Ainda assim, este anime perde o único aspecto do jogo que o faz funcionar tão brilhantemente como uma obra de literatura clássica e trágica moldada em formato digital: Quando 9S está perdendo a cabeça e se tornando determinado para massacrar até o último Android e máquina que resta, incluindo o A2, é você quem pressiona os botões e os botões para que isso aconteça. Quando o jogo finalmente coloca nossos “heróis” restantes uns contra os outros em um último duelo até a morte, cabe a você decidir com qual personagem ficar do lado. Inferno, mesmo quando você inevitavelmente recarrega seu save para escolher a outra opção e ver como isso afeta o final, NieR:Automata ainda consegue incorporar esse ato de torcer o tempo e manipular a narrativa em sua teia maior de culpabilidade ludonarrativa. Depois, há o Final E final do jogo, que… bem, veremos o que o show faz com isso quando chegarmos lá.

A questão é que, se você simplesmente examinar NieR:Automata como uma coleção de personagens, cenas e linhas de diálogo, ele se tornará um melodrama de ficção científica bem executado, embora bastante prosaico. O ritmo é um pouco instável devido aos cortes necessários para encaixar a história no formato episódico; as batidas dos personagens permanecem amplamente previsíveis; algumas das peças maiores do enredo e da função narrativa destacam-se por serem mal cozidas, como o manejo de Devola e Popola, ou o bloviating das Red Girls. Somente quando todas essas peças diferentes se juntam como uma única tapeçaria, com a mecânica interativa do envolvimento do jogador servindo como o fio que une cada parte díspar, é que NieR:Automata se transforma em uma das grandes tragédias com T maiúsculo do Século XXI.

Imagine, se quiser, Hamlet parado naquele salão iminente, contemplando se é melhor “ser ou não ser”. Nos últimos quatrocentos anos, leitores e espectadores tiveram que ficar sentados em silêncio e observadores do outro lado da quarta parede, tão impotentes para agir ou para mudar os destinos dos personagens quanto qualquer um dos pobres tolos presos dentro dos limites do palco.. O que o anime de NieR:Automata não foi capaz de capturar nesses momentos finais críticos é a maneira como o jogo torna seus jogadores cúmplices da tragédia de uma forma que eles nunca poderiam ser se simplesmente se sentassem e observassem passivamente o desenrolar desses eventos. por trás do véu seguro da quarta parede. Seria como se cada um de nós fosse guiado individualmente no palco para colocar as mãos no ombro de Hamlet e empurrá-lo suavemente para o seu destino final. Isso não muda nada sobre o que acontece na história, mas muda tudo sobre o que ela significa para nós.

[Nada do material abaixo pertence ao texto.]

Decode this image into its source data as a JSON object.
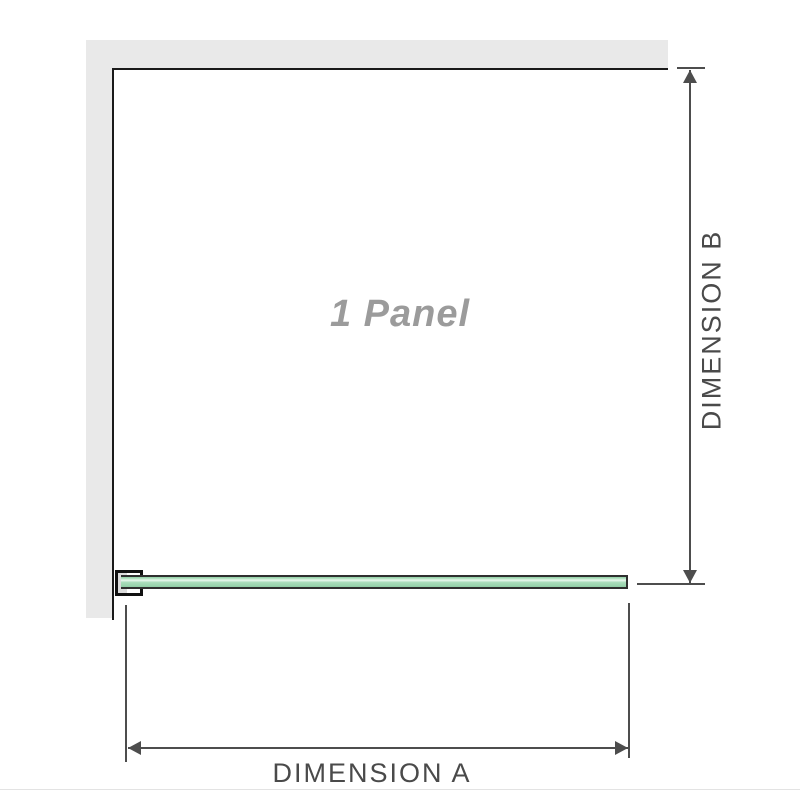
{
  "diagram": {
    "panel_label": "1 Panel",
    "dimension_a_label": "DIMENSION A",
    "dimension_b_label": "DIMENSION B"
  },
  "colors": {
    "wall": "#e9e9e9",
    "panel_outline": "#1a1a1a",
    "dimension_lines": "#4d4d4d",
    "dimension_text": "#4a4a4a",
    "glass_fill": "#a8dcba",
    "glass_highlight": "#eaf7ee",
    "glass_border": "#2f2f2f",
    "panel_label_text": "#9b9b9b",
    "bracket_border": "#111111",
    "bracket_fill": "#ffffff",
    "bracket_shadow": "#dcdcdc"
  },
  "icons": {
    "dimension_b_top": "arrow-up-icon",
    "dimension_b_bottom": "arrow-down-icon",
    "dimension_a_left": "arrow-left-icon",
    "dimension_a_right": "arrow-right-icon"
  }
}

Enquanto mais um conjunto de cortinas se fecha para outra história de vingança infrutífera e morte desnecessária, NieR:Automata Ver1.1a permanece um bom resumo de uma história que realmente não pode ser contada fora do meio para o qual foi lançada. foi criado. Estava condenado desde o início. Suponho que isso faz com que seja uma tragédia que vale a pena, afinal. Um grande paradoxo, de fato.

Classificação:

NieR:Automata Ver 1.1a A 2ª temporada está sendo transmitida no Crunchyroll.